Wednesday, January 27, 2010

A short visit

Last night, after writing my last post, I had a dream about my mom. And instead of it being frightening and awful, I am happy to announce that it was one of the most glorious dreams I have ever had in my life. Of course, after you have a dream like that, you feel a tiny pang of "I can't believe that wasn't real" when you wake up, but nevertheless, it was there.

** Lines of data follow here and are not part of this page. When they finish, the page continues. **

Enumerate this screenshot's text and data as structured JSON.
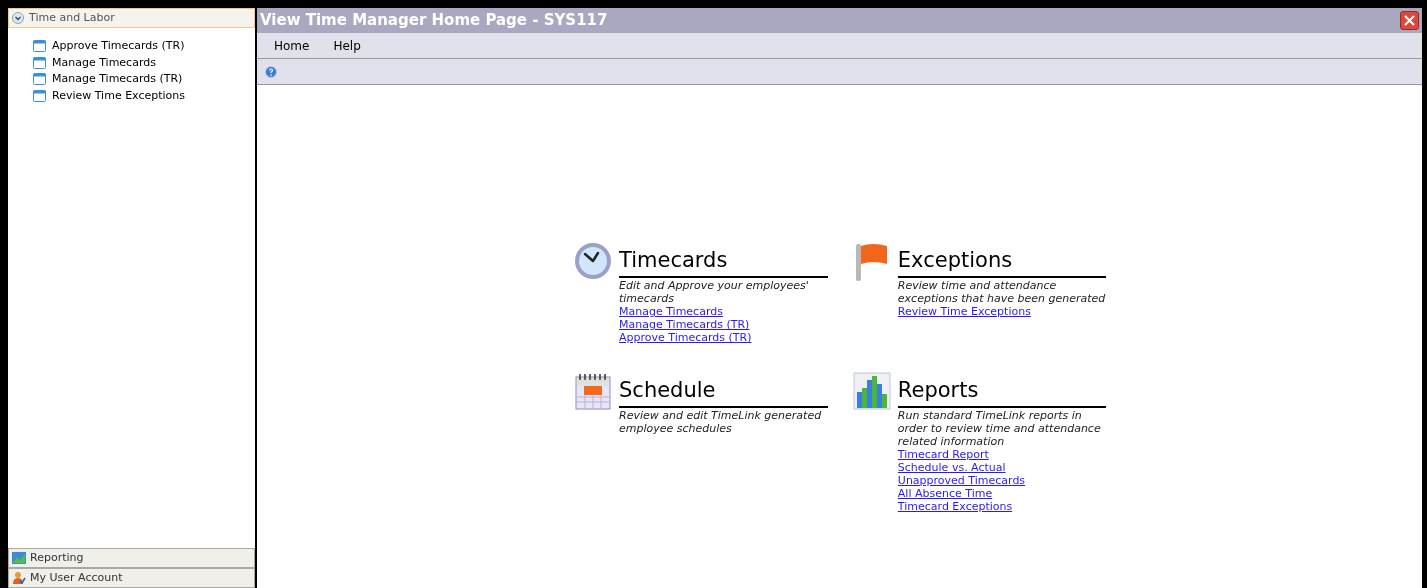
{
  "sidebar": {
    "header": "Time and Labor",
    "expanded": true,
    "items": [
      {
        "label": "Approve Timecards (TR)"
      },
      {
        "label": "Manage Timecards"
      },
      {
        "label": "Manage Timecards (TR)"
      },
      {
        "label": "Review Time Exceptions"
      }
    ],
    "bottom_panels": [
      {
        "kind": "reporting",
        "label": "Reporting"
      },
      {
        "kind": "account",
        "label": "My User Account"
      }
    ]
  },
  "window": {
    "title": "View Time Manager Home Page - SYS117"
  },
  "menu": [
    "Home",
    "Help"
  ],
  "sections": [
    {
      "kind": "clock",
      "title": "Timecards",
      "description": "Edit and Approve your employees' timecards",
      "links": [
        "Manage Timecards",
        "Manage Timecards (TR)",
        "Approve Timecards (TR)"
      ]
    },
    {
      "kind": "flag",
      "title": "Exceptions",
      "description": "Review time and attendance exceptions that have been generated",
      "links": [
        "Review Time Exceptions"
      ]
    },
    {
      "kind": "calendar",
      "title": "Schedule",
      "description": "Review and edit TimeLink generated employee schedules"
    },
    {
      "kind": "chart",
      "title": "Reports",
      "description": "Run standard TimeLink reports in order to review time and attendance related information",
      "links": [
        "Timecard Report",
        "Schedule vs. Actual",
        "Unapproved Timecards",
        "All Absence Time",
        "Timecard Exceptions"
      ]
    }
  ]
}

I was in the mausoleum her ashes are buried in, and I was looking at the wall with her name on it very closely. I turned around for a second and when I turned back, all of the places holding ashes were gone, only leaving open spaces in the wall. The individual letters making up all the names had vanished. I felt ashamed, thinking I did something wrong. I got up from the bench I was sitting on, getting ready to go tell the manager of the cemetery what I had done, and my mom walked hurriedly into the front door of the mausoleum. She had her blond hair back (she usually is bald in my dreams), and she was thin, from before she got sick, working so hard all on her own to lose the weight. She was wearing a pink sweater I remember from when I was really young and a pair of light jeans and white tennis shoes. Her eyes darted from side to side as though she was looking for someone. I noticed her right away, and my heart began to pound the way it does when you think you see someone that has died while you're grocery shopping or getting gas. At least, when I catch glimpses of people I think look like my aunt Polly or my mom or other people that are now gone, that's what happens to me. I remember thinking as I was watching her that I knew it couldn't really be her, but it looked exactly like her, and I was scared.

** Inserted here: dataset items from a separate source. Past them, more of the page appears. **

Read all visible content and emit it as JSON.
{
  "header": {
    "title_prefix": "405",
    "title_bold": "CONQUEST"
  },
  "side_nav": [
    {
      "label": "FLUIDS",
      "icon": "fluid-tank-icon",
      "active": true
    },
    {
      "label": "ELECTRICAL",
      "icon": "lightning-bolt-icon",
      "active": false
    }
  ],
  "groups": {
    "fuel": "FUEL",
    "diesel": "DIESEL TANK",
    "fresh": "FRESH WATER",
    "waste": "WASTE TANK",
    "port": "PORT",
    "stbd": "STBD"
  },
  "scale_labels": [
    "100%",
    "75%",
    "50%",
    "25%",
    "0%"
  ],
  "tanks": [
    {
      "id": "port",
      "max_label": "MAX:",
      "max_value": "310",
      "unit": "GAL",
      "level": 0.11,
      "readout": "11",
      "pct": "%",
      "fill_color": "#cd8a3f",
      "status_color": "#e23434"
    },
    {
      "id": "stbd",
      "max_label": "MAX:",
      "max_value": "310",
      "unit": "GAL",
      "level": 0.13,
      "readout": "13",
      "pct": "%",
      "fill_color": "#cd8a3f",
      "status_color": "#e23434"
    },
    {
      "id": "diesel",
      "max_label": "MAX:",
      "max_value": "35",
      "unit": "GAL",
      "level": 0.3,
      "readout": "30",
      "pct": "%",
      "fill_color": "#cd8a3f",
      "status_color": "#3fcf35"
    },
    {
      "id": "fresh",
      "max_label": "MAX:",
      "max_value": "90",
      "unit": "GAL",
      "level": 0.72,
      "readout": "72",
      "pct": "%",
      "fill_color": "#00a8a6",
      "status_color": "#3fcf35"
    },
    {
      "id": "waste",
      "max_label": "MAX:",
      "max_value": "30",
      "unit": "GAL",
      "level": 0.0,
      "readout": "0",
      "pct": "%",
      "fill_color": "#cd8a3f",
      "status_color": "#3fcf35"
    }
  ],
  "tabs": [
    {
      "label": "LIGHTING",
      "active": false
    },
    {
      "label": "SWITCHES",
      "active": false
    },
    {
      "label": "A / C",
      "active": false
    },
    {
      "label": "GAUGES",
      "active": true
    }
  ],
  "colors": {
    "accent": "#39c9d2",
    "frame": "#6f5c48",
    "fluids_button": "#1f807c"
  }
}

"Mom?" I yelled. She turned around, and instant relief immediately came over her face. She dropped her arms and let out a sigh and rushed over towards me with her arms out to hug me. It really was her. We hugged for a long time. "Is it really you?" I asked her. She said, "Of course it is," as she patted me on my back. "I just missed you so much, I had to come see you." She told me she knew I needed her. And it was exactly what I needed.

We just stood there for a long time, and then we let go of each other except I kept a hold of her shoulders and looked her up and down. "You look so good!" I told her. I was always her biggest fan, especially when she was working so hard to lose her extra weight. She smiled and looked a little embarrassed, never liking to be the center of attention. We hugged again, and she rested her head on my shoulder for a long time. "I miss you so much," she said, muffled, into my cheek.

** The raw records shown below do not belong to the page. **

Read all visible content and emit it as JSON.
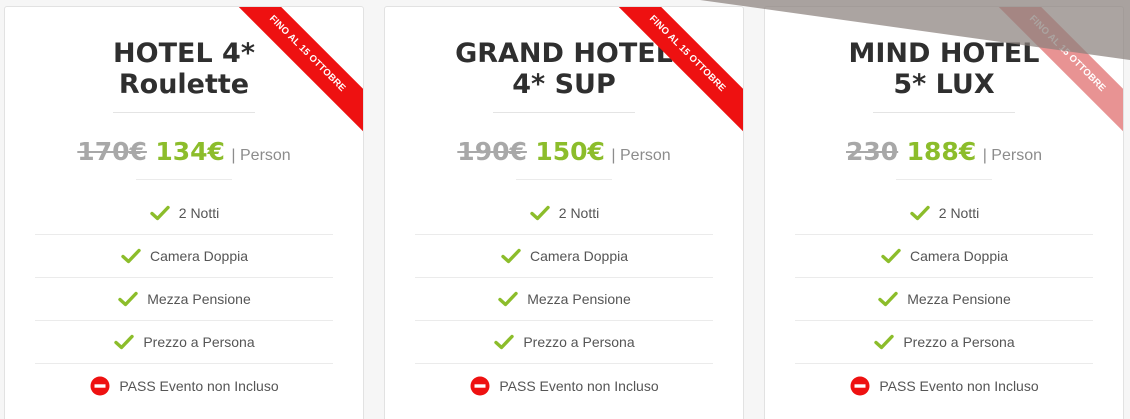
{
  "colors": {
    "accent_green": "#8cbd2b",
    "ribbon_red": "#ee1111",
    "exclude_red": "#ee1111"
  },
  "cards": [
    {
      "title_line1": "HOTEL 4*",
      "title_line2": "Roulette",
      "ribbon": "FINO AL 15 OTTOBRE",
      "old_price": "170€",
      "new_price": "134€",
      "unit": "| Person",
      "features": [
        {
          "text": "2 Notti",
          "icon": "check-icon"
        },
        {
          "text": "Camera Doppia",
          "icon": "check-icon"
        },
        {
          "text": "Mezza Pensione",
          "icon": "check-icon"
        },
        {
          "text": "Prezzo a Persona",
          "icon": "check-icon"
        },
        {
          "text": "PASS Evento non Incluso",
          "icon": "minus-circle-icon"
        }
      ]
    },
    {
      "title_line1": "GRAND HOTEL",
      "title_line2": "4* SUP",
      "ribbon": "FINO AL 15 OTTOBRE",
      "old_price": "190€",
      "new_price": "150€",
      "unit": "| Person",
      "features": [
        {
          "text": "2 Notti",
          "icon": "check-icon"
        },
        {
          "text": "Camera Doppia",
          "icon": "check-icon"
        },
        {
          "text": "Mezza Pensione",
          "icon": "check-icon"
        },
        {
          "text": "Prezzo a Persona",
          "icon": "check-icon"
        },
        {
          "text": "PASS Evento non Incluso",
          "icon": "minus-circle-icon"
        }
      ]
    },
    {
      "title_line1": "MIND HOTEL",
      "title_line2": "5* LUX",
      "ribbon": "FINO AL 15 OTTOBRE",
      "old_price": "230",
      "new_price": "188€",
      "unit": "| Person",
      "features": [
        {
          "text": "2 Notti",
          "icon": "check-icon"
        },
        {
          "text": "Camera Doppia",
          "icon": "check-icon"
        },
        {
          "text": "Mezza Pensione",
          "icon": "check-icon"
        },
        {
          "text": "Prezzo a Persona",
          "icon": "check-icon"
        },
        {
          "text": "PASS Evento non Incluso",
          "icon": "minus-circle-icon"
        }
      ]
    }
  ]
}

In this dream, she didn't die. I didn't have a looming feeling of knowing it was coming. It was just pure bliss, being able to be with her, not having to worry that she was going away. While we were hugging, I woke up.

I closed my eyes really tight and covered my head with my blanket, hoping to convince my brain to send me off to sleep again so I could pick up where I left off. That never happened. I am, of course, saddened by the fact that that was only a dream, but I am so happy I finally had one like that.

I can't help but wonder that sometimes they are so in tune with us up in Heaven that they know what we need, and as they become more comfortable up there, they can control how they are perceived. Maybe she knew how much I missed her and how lonely I've been without her in my life, the kind of loneliness you can only feel when your mom is gone. Maybe she misses me as much as I miss her, and she really wanted to see me. Who knows. These are questions that will unfortunately never be answered, but they are nice thoughts. I have not visited her grave since my aunts and I left her flowers during Christmas, so maybe it was a sign I need to stop by. Maybe I will feel her while I'm there.

I think it is fascinating that while she was still alive, she somehow always knew exactly what I needed. Up in Heaven, it doesn't appear to be any different for her and I. As I sit here writing this, I am flooded with emotions, wiping tears from my face. Just the thought of her missing me like I miss her breaks my heart. I just want her to be happy and released. But I like the idea of being able to visit from time to time. I guess my thought of "on days I miss her the most, those are the days she is closest to me" wasn't that far off.